Paul Clinch
- Full name: Paul Daniel Clinch
- Born: 25 March 1961 (age 64) Aldershot, England
- School: Belvedere College
- University: Trinity College Dublin
- Notable relative(s): Jammie Clinch (grandfather) Andrew Clinch (great grandfather)

Rugby union career
- Position: Centre

International career
- Years: Team / Apps / (Points)
- 1989: Ireland / 2

= Paul Clinch =

Ireland international rugby union player

Paul Daniel Clinch (born 25 March 1961) is an Irish former international rugby union player.

Clinch, a Belvedere College product, is the grand grandson of 1890s Ireland forward Andrew Clinch and grandson of 30-times capped Ireland flanker Jammie Clinch, both of whom also toured with the British Lions.

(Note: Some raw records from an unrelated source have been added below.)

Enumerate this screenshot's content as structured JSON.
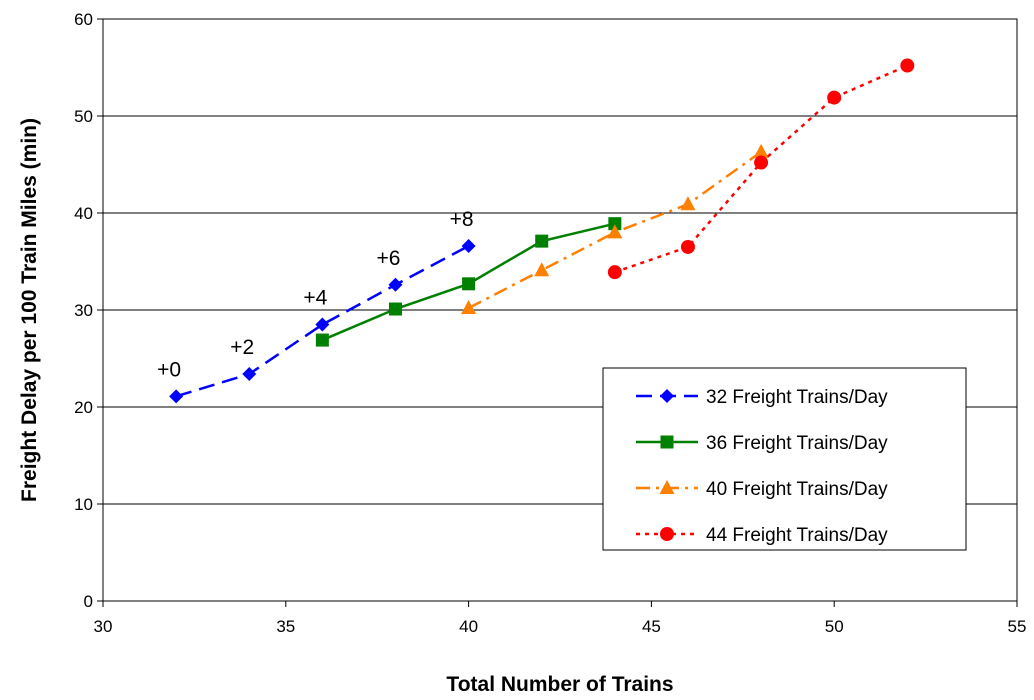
{
  "chart_data": {
    "type": "line",
    "title": "",
    "xlabel": "Total Number of Trains",
    "ylabel": "Freight Delay per 100 Train Miles (min)",
    "xlim": [
      30,
      55
    ],
    "ylim": [
      0,
      60
    ],
    "xticks": [
      30,
      35,
      40,
      45,
      50,
      55
    ],
    "yticks": [
      0,
      10,
      20,
      30,
      40,
      50,
      60
    ],
    "grid": "horizontal",
    "legend_position": "right",
    "series": [
      {
        "name": "32 Freight Trains/Day",
        "color": "#0000FF",
        "marker": "diamond",
        "line_style": "dashed",
        "x": [
          32,
          34,
          36,
          38,
          40
        ],
        "y": [
          21.1,
          23.4,
          28.5,
          32.6,
          36.6
        ]
      },
      {
        "name": "36 Freight Trains/Day",
        "color": "#008000",
        "marker": "square",
        "line_style": "solid",
        "x": [
          36,
          38,
          40,
          42,
          44
        ],
        "y": [
          26.9,
          30.1,
          32.7,
          37.1,
          38.9
        ]
      },
      {
        "name": "40 Freight Trains/Day",
        "color": "#FF7F00",
        "marker": "triangle",
        "line_style": "dashdot",
        "x": [
          40,
          42,
          44,
          46,
          48
        ],
        "y": [
          30.2,
          34.1,
          38.0,
          40.9,
          46.3
        ]
      },
      {
        "name": "44 Freight Trains/Day",
        "color": "#FF0000",
        "marker": "circle",
        "line_style": "dotted",
        "x": [
          44,
          46,
          48,
          50,
          52
        ],
        "y": [
          33.9,
          36.5,
          45.2,
          51.9,
          55.2
        ]
      }
    ],
    "annotations": [
      {
        "text": "+0",
        "x": 32,
        "y": 21.1
      },
      {
        "text": "+2",
        "x": 34,
        "y": 23.4
      },
      {
        "text": "+4",
        "x": 36,
        "y": 28.5
      },
      {
        "text": "+6",
        "x": 38,
        "y": 32.6
      },
      {
        "text": "+8",
        "x": 40,
        "y": 36.6
      }
    ]
  }
}
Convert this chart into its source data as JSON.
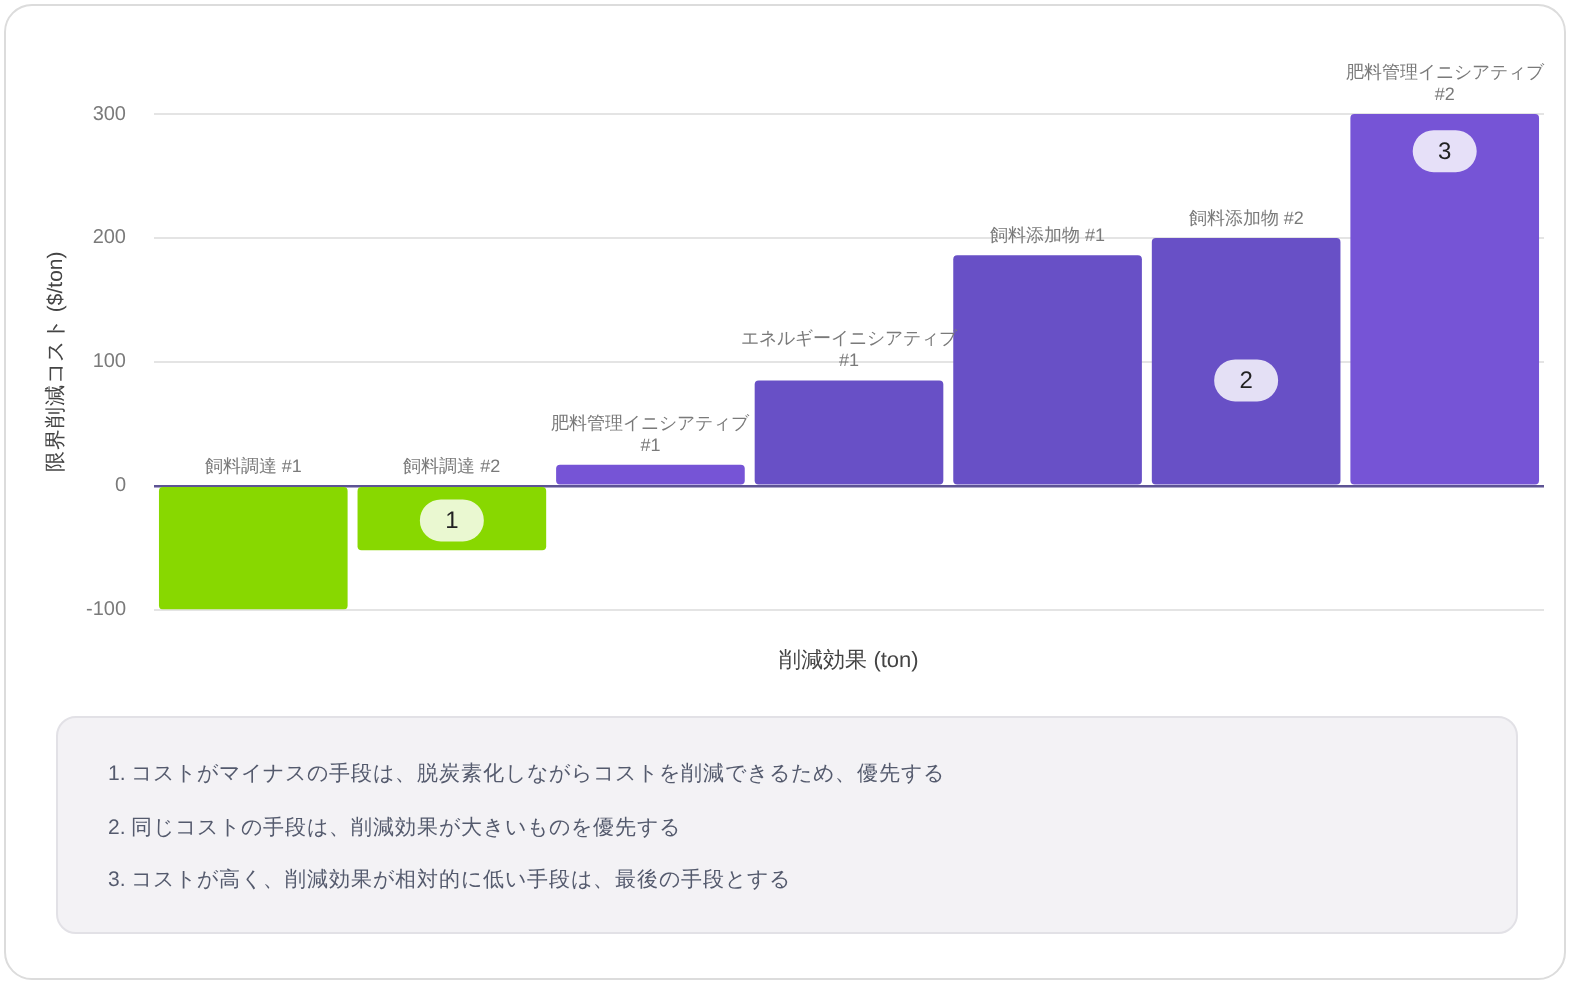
{
  "chart_data": {
    "type": "bar",
    "xlabel": "削減効果 (ton)",
    "ylabel": "限界削減コスト ($/ton)",
    "categories": [
      "飼料調達 #1",
      "飼料調達 #2",
      "肥料管理イニシアティブ #1",
      "エネルギーイニシアティブ #1",
      "飼料添加物 #1",
      "飼料添加物 #2",
      "肥料管理イニシアティブ #2"
    ],
    "values": [
      -100,
      -52,
      17,
      85,
      186,
      200,
      300
    ],
    "colors": [
      "#88d800",
      "#88d800",
      "#7654d6",
      "#6850c6",
      "#6850c6",
      "#6850c6",
      "#7654d6"
    ],
    "ylim": [
      -100,
      300
    ],
    "yticks": [
      -100,
      0,
      100,
      200,
      300
    ],
    "grid": "y",
    "annotations": [
      {
        "text": "1",
        "x": "飼料調達 #2",
        "y": -28
      },
      {
        "text": "2",
        "x": "飼料添加物 #2",
        "y": 85
      },
      {
        "text": "3",
        "x": "肥料管理イニシアティブ #2",
        "y": 270
      },
      "1. コストがマイナスの手段は、脱炭素化しながらコストを削減できるため、優先する",
      "2. 同じコストの手段は、削減効果が大きいものを優先する",
      "3. コストが高く、削減効果が相対的に低い手段は、最後の手段とする"
    ]
  }
}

A centre, Clinch was a varsity captain at Trinity College, led Lansdowne in the 1988/89 season and captained Leinster against the touring 1989 All Blacks. He won Ireland selection for their uncapped 1988 tour of France and then 1989 tour of North America, where he featured in international matches against Canada and the United States, for which in 2023 he was retrospectively awarded caps.

Clinch coached Lansdowne to a Leinster Senior Cup title in 1997.